Imagine buying a plot of land only to see it vanishing into the river gradually after a few years!
Thousands of farmers living on the banks of the islands in Sundarbans are struggling to protect their land as their villages are shrinking in size due to rising sea levels induced by climate change.
As a child, 50-year-old farmer Sahadeb Guru recalls how while sitting on the banks of the island in Pathar Pratima he could hear people talking in the nearby island on the opposite side of the river.
Decades later, the river has widened so much that it now needs a binocular to find the island on the other side.
All these years, people living on both the islands have lost many acres of land due to heavy erosion, points out Chittapriyo Sadhu, project manager of NGO Save the Children.
Guru says he had to shift his house thrice in the last few decades and lost few bighas of land as the river keeps on eating into the island on a regular basis.
The story is the same for thousands of islanders living on the banks of the archipelago comprising over 100 islands. A three-hour drive from Kolkata, it is a complex network of streams, rivers, tidal creeks and channels.
Spread over an area of 9,630 sq km in India, Sundarbans has the world’s largest mangrove forest and also hosts a Tiger Reserve and three wildlife sanctuaries.
“Coastal erosion which appears to be a product of change in sea level and tidal hydraulics is constantly reshaping the islands of Indian Sundarbans,” says professor Sugata Hazra, director of the School of Oceanography Studies in Jadavpur University.
According to a study done under him, the rate of coastal erosion have been measured to be about 5.50 sq kms per year within the time frame of 2001-2009.
The total land area of 6402.090 sq kms of Sundarbans in the year 2001 was found to be reduced to 6358.048 sq kms in 2009 registering a land net loss of 44.042 sq kms.
In the last 30 years approximately 7,000 people have been displaced as a result of erosion.
Environmentalist Ashish Kumar Ghosh says Sundarbans is an active delta and we do not know how it is going to shape up finally.
“It is an immature delta as the rivers are still taking its course.
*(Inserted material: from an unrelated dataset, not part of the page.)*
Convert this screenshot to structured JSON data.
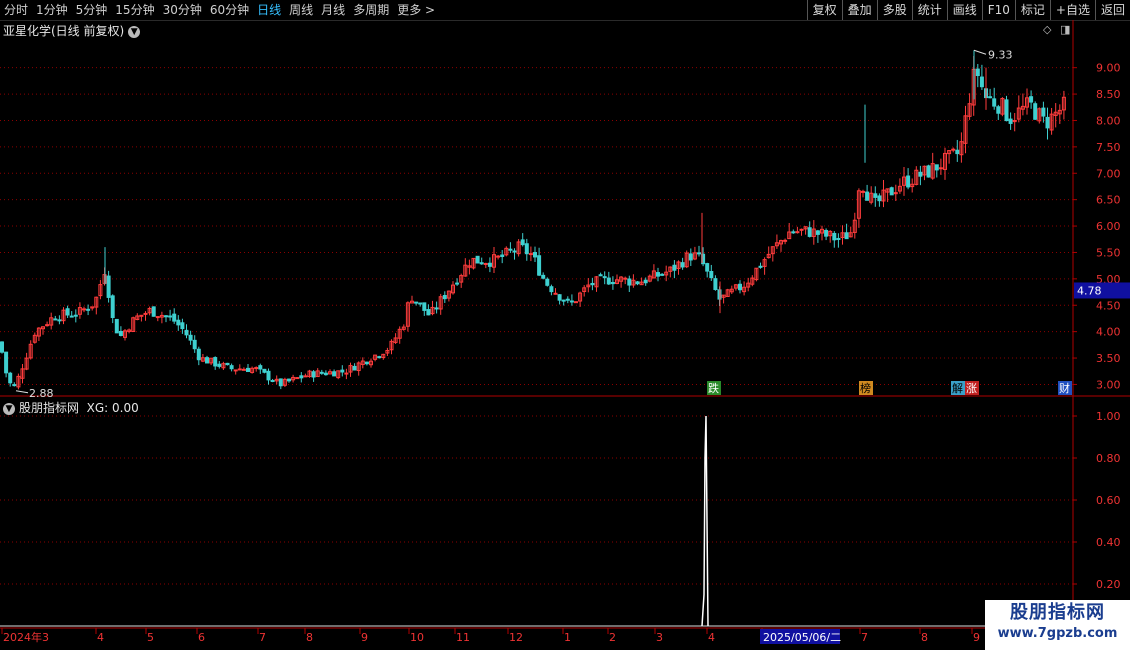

Then there is the effect of sea level rise. Due to all these factors the Sundarbans delta is still in its formation stage. So we have to leave it to nature on how it will shape up finally,” he says.
According to a report prepared by a group of ecologists led by M Zafar-ul Islam, under the 1 metre sea-level rise scenario, the Sundarbans will lose more than half of its area.
Sea level is rising due to thermal expansion of the ocean, mountain glacier melting, and discharge from ice sheets as a result of global warming.
Villagers and experts say embankments have failed to protect the islands from the cycle of twice-a-day floods and cyclonic storm surges while mangrove trees which act as efficient barriers against erosion have decreased.